Of Time feels like a map drawn in rhythm rather than ink. Built around the deep baritone saxophone of Eden Bareket, the elastic bass of Ran Livneh and the unhurried, nerve‑sensitive drumming of Eran Fink, Underground Spiritual Game sketch an “imaginary journey through the grime of the city to the sweat of the rural beat.” The music often begins in a haze of minimalist texture - low, repeating figures, brushed cymbals, bass lines that seem to test the ground before committing. From there, the trio pull the listener along a path where grooves thicken, themes rise like landmarks and improvisations flare up before dissolving back into a steady, breathing pulse.
At the heart of the record is a particular kind of interplay: each musician committed to restraint, yet all three ready to push when the current demands it. Bareket’s baritone carries melody and drone at once, speaking in short, incantatory phrases or unfurling long arcs that ride the rhythm section like shifting weather. Livneh’s bass shapes the landscape underneath - a few notes, repeated and subtly varied, serving as both anchor and invitation, giving Fink room to shade the beat rather than simply mark it. Fink’s kit work is all about contour: dry snare snaps, quietly insistent hi‑hat patterns, tom figures that move like footsteps on packed earth. Together they create meditative grooves that feel as if they could run for hours without exhausting their logic.
Stylistically, Of Time triangulates between Ethiopian jazz’s modal melancholy, Afrobeat’s cyclical urgency and the open horizons of cosmic free jazz. Horn lines hint at Addis motifs without direct quotation, riding scales that hover just above or below familiar Western expectations. Bass and drums lock into patterns that nod to Afrobeat’s engine‑room power, but with a looseness that allows for air, hesitation and sudden turnarounds. When the trio lean into freer playing, it is never a rejection of rhythm so much as a temporary suspension, a chance for breath and texture before the next pattern coheres. The music steadily dissolves the border between “deep listening” and “danceable energy”: you can sit still and follow every micro‑shift, or let your body track the changes first and analyse later.
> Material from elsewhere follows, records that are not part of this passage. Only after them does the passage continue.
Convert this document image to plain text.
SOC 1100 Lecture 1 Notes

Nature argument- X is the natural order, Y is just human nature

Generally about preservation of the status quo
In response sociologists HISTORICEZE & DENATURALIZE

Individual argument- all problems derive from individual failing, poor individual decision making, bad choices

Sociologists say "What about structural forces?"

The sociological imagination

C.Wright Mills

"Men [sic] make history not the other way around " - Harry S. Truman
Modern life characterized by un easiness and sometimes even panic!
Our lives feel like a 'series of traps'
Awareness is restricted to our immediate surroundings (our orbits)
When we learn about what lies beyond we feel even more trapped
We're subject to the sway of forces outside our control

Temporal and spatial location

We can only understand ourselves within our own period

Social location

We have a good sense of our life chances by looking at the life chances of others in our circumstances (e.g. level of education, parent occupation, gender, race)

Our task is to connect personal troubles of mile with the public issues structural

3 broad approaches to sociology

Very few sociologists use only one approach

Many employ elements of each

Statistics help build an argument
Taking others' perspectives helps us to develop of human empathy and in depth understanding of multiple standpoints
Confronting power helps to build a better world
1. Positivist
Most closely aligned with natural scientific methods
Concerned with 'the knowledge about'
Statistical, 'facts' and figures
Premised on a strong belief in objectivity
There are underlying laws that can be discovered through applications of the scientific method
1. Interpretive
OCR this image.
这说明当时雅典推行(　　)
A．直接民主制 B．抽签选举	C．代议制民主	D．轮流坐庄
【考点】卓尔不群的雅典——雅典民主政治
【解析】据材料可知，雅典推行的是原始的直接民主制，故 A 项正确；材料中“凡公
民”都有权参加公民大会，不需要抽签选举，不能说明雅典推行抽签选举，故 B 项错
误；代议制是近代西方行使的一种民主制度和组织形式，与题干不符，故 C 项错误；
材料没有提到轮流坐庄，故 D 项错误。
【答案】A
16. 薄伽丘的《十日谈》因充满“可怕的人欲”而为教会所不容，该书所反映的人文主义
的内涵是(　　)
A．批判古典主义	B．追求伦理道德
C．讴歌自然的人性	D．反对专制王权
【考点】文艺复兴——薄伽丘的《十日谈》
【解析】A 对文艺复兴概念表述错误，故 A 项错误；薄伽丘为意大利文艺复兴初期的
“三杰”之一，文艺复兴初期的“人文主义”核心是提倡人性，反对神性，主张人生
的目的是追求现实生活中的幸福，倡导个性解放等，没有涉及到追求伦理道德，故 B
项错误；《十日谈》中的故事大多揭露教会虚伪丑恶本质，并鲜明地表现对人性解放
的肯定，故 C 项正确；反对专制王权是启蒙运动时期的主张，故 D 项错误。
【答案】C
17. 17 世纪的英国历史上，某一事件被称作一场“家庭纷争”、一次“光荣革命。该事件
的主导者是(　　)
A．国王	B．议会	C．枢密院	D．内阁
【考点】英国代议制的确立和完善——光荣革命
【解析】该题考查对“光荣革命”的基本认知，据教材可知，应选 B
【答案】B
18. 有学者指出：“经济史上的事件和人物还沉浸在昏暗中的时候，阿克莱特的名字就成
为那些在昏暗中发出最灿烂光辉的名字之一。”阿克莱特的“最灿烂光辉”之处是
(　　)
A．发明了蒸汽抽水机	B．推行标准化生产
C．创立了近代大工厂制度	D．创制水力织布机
Visually framed by Stephen Warwick’s artwork and Sophie Cooke’s design, Of Time presents itself as a unified environment rather than a mere collection of tunes. Motifs return in altered form, tempos contract and expand, yet the underlying sense is of a single stretch of time being carved into movements. The trio’s thematic explorations suggest stories without spelling them out - a horn figure that feels like a call to gather, a breakdown that resembles the moment a crowd collectively exhales, a closing passage that sounds like arrival without finality. In their hands, rhythm becomes both vehicle and subject, the means by which diverse traditions and geographies - city and countryside, America and Africa, composition and improvisation - are drawn into a shared, quietly glowing field.